Ну и правда. Робот, а не человек. Однажды она вытащила из холодильника мой препарат и, не дожидаясь, пока он согреется, поставила мне капельницу. Меня затрясло, заколотило, казалось, что моя кровь стала колючей, что с каждой каплей в вену я леденею и вот-вот придет момент, что я не смогу двигаться, что осколок зеркала злого тролля вот-вот подойдет к сердцу, я буду холодной, бессердечной, равнодушной, как Кай у Снежной королевы, как медсестра Анастасия, и даже не смогу двигаться, чтобы сложить из ледышек слово «вечность».

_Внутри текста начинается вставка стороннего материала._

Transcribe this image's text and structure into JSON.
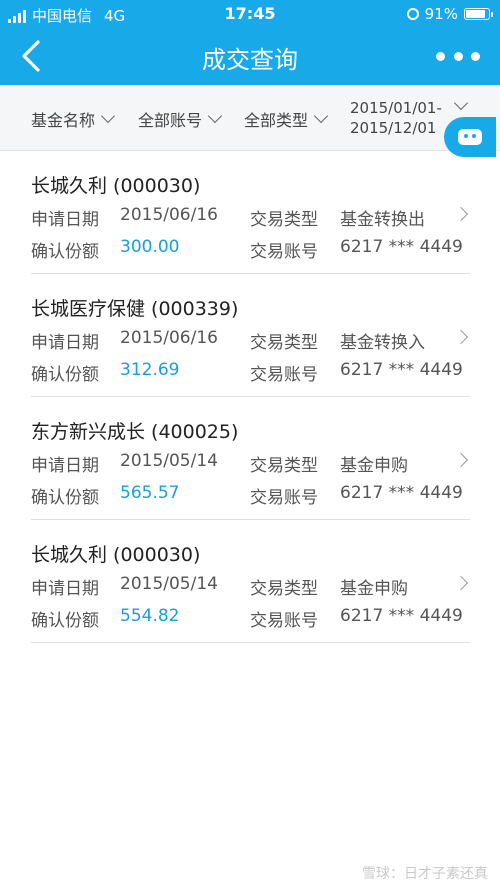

Именно такое вот холодное покалывание в спине, в затылке я ощутила, когда Гора попросила, да нет, потребовала, чтобы я назвала имя человека, который поджег ее кабинет. И что мне теперь делать, спросила я Кузю, весь класс знает, кто это сделал. Да и я догадываюсь, кто… Но есть же white lie, ложь во спасение. Во спасение этого человека. Кузя сказала, чтобы я успокоилась, что есть презумпция невиновности. А Полина добавила, что институт доносов еще не навсегда искоренен в нашей стране, потому что корни сорняка всегда очень цепкие и живучие. Поэтому некоторые считают донос на кого-то чуть ли не подвигом и свой опыт передают по наследству, а иногда и с молоком матери. И Кузя сказала, что, в конце концов, почему-то другим учителям не подожгли лаборантские и кабинеты… И что выяснить все поможет случай. Вон никому же не приходит в голову поджечь лабораторию Пауля Францевича. Так что мое дело учиться, дело Горы – учить.
Включи дурочку, – учила меня Кузя плохому, – и говори «не знаю».
Дима и Агния согласились. Полина кивнула, как бы тоже по умолчанию согласилась. Такое у нас семье единство воспитания.
#my_school
Мне очень не хочется писать о школе. На уроках – стыдно просто говорить – в основном песочный шорох. Хорошо хоть каждый день английский с Ирочкой. Но если вдруг ее нет по каким-то причинам и к нам приходит другая, это жесть. Мы тупо читаем текст по очереди или делаем упражнения из местного неинтересного унылого учебника. Биологичка вчера вдруг – «ахалтекийцы». Я подумала, что ослышалась, и переспросила, а не надо было. Теперь это слово написано на доске для глухих и особо талантливых, как объявила биологичка, и весь класс заржал. «Ахалтекийцы» – крупными печатными буквами. Дома я проверила. Ну конечно, «ахалтекинцы». И подумала, что вряд ли те, кто ржал, проверили тоже. Но поздно вечером получила эсэмэс от Хэттера. Он написал: «по ходу, ахалтекинцы. сорян, бернадская». Я ответила «а “сорян” это что?» – «ты с какой планеты, бернадская? сорян – это покорнейше прошу простить, сударыня. lol». Ну про lol я уже знаю, это что-то вроде смайлика. Означает «laughing out loud». Или просто «lots of laughs». Типа капец как смешно.